Na maioria eles estacionam longe, mesmo havendo vaga em frente, e vêm chegando sorrateiros, cabeça baixa, quase às escondidas. Não olham para os lados. O portão fica convenientemente às escuras. São quase todos velhos, caras que se pretendem circunspectas mas que denunciam a angústia da transgressão constrangida. Algumas velhas senhoras ousam comparecer sozinhas qual adolescentes fugindo da família. Muitos são gordos, alguns obesos, párias da classe média não aceitos em outros circuitos do epicurismo. Se não jogam, ficam em casa a se empanturrar, remoendo a culpa pela glutonice, provavelmente com muito maior amargor. Assim optam por um tipo de auto-degradação que confira ao menos algum prazer sem cobrar o alto preço de fechar os olhos diante do espelho.
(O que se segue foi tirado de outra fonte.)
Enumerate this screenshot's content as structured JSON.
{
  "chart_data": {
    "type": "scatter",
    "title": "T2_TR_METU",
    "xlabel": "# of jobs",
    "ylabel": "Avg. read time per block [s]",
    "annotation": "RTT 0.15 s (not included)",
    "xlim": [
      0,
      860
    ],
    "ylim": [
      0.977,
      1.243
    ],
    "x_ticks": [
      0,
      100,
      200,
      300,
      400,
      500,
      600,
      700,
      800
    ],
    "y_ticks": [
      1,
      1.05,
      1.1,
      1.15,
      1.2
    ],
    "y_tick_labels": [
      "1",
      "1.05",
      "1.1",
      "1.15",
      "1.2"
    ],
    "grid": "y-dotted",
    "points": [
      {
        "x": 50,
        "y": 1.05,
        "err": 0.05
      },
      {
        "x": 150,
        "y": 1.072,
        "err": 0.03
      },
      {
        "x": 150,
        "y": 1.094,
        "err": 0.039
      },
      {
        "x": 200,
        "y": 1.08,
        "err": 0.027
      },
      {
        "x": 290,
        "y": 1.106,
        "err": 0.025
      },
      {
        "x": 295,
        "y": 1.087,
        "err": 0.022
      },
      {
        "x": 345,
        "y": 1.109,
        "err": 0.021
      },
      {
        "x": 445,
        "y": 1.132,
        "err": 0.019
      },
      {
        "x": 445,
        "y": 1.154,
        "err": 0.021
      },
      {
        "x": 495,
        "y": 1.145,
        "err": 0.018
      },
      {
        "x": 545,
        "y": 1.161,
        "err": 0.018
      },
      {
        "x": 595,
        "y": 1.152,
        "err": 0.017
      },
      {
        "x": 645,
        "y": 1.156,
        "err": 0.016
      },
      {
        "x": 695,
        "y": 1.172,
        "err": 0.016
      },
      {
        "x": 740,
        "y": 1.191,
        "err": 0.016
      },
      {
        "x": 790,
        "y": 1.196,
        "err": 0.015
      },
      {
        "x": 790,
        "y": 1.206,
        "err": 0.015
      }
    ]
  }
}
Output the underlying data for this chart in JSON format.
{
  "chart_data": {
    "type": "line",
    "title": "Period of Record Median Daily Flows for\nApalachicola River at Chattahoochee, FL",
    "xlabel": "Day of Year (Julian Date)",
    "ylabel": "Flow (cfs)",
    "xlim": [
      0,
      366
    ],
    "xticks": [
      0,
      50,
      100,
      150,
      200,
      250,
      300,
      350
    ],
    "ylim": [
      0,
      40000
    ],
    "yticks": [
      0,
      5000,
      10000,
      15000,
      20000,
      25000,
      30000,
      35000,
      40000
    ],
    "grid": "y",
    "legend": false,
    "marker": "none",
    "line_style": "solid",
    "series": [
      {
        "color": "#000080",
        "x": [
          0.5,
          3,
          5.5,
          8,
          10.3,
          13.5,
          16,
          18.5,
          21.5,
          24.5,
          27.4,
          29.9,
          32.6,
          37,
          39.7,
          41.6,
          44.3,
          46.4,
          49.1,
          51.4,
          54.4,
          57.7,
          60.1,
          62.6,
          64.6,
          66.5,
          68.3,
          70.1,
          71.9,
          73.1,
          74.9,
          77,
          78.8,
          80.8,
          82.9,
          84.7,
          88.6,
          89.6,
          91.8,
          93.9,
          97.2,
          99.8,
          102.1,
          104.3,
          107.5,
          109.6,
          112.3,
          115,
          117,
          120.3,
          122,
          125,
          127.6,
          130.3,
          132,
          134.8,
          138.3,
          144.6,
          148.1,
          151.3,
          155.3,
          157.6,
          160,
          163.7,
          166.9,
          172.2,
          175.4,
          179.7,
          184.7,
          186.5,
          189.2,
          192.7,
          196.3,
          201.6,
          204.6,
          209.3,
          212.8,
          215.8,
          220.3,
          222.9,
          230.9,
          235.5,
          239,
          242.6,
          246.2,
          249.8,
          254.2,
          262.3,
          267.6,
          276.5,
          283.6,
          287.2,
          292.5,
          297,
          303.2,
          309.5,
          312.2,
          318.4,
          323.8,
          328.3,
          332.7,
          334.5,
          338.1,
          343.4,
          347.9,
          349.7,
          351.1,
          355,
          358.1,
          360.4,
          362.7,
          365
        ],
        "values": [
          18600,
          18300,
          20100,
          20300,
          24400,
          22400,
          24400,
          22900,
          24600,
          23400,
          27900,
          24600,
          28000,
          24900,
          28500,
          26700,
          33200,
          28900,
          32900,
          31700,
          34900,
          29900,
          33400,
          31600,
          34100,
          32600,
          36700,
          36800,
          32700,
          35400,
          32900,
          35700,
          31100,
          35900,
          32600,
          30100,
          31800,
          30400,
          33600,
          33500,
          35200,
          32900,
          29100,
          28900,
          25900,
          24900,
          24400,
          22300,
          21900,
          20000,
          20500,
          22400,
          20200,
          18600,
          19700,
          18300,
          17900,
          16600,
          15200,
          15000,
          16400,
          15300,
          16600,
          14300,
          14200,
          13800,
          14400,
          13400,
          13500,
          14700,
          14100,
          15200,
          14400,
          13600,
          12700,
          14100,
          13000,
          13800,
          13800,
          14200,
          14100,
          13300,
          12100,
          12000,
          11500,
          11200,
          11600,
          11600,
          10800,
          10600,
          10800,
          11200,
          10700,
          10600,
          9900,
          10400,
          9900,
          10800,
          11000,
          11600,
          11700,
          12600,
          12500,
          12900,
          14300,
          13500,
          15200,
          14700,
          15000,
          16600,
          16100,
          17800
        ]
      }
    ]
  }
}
Sylvia, há também os moços e as moças. Me espanto vendo-os vindo dar seu suado dinheiro aos donos da jogatina. Invariavelmente se vestem com discrição e simplicidade, tons pastéis, de certo receando chamar atenção. (Mas obviamente chamam a dum sujeito desgarrado do rebanho como eu.)
Mesmo o jeans é raro entre essa extemporânea moçada. Envergam ares de jovens cansados e desiludidos, envelhecidos demasiado cedo. Deslocados, a esta hora deviam estar alhures, bebendo vodka com energético, esnifando coca, curtindo os vícios próprios da idade. Em vez disso movem-se para dentro e para fora da grande casa silenciosos, olhares no chão, semiocultos na penumbra da noitinha, lamentando a insuficiência das sombras.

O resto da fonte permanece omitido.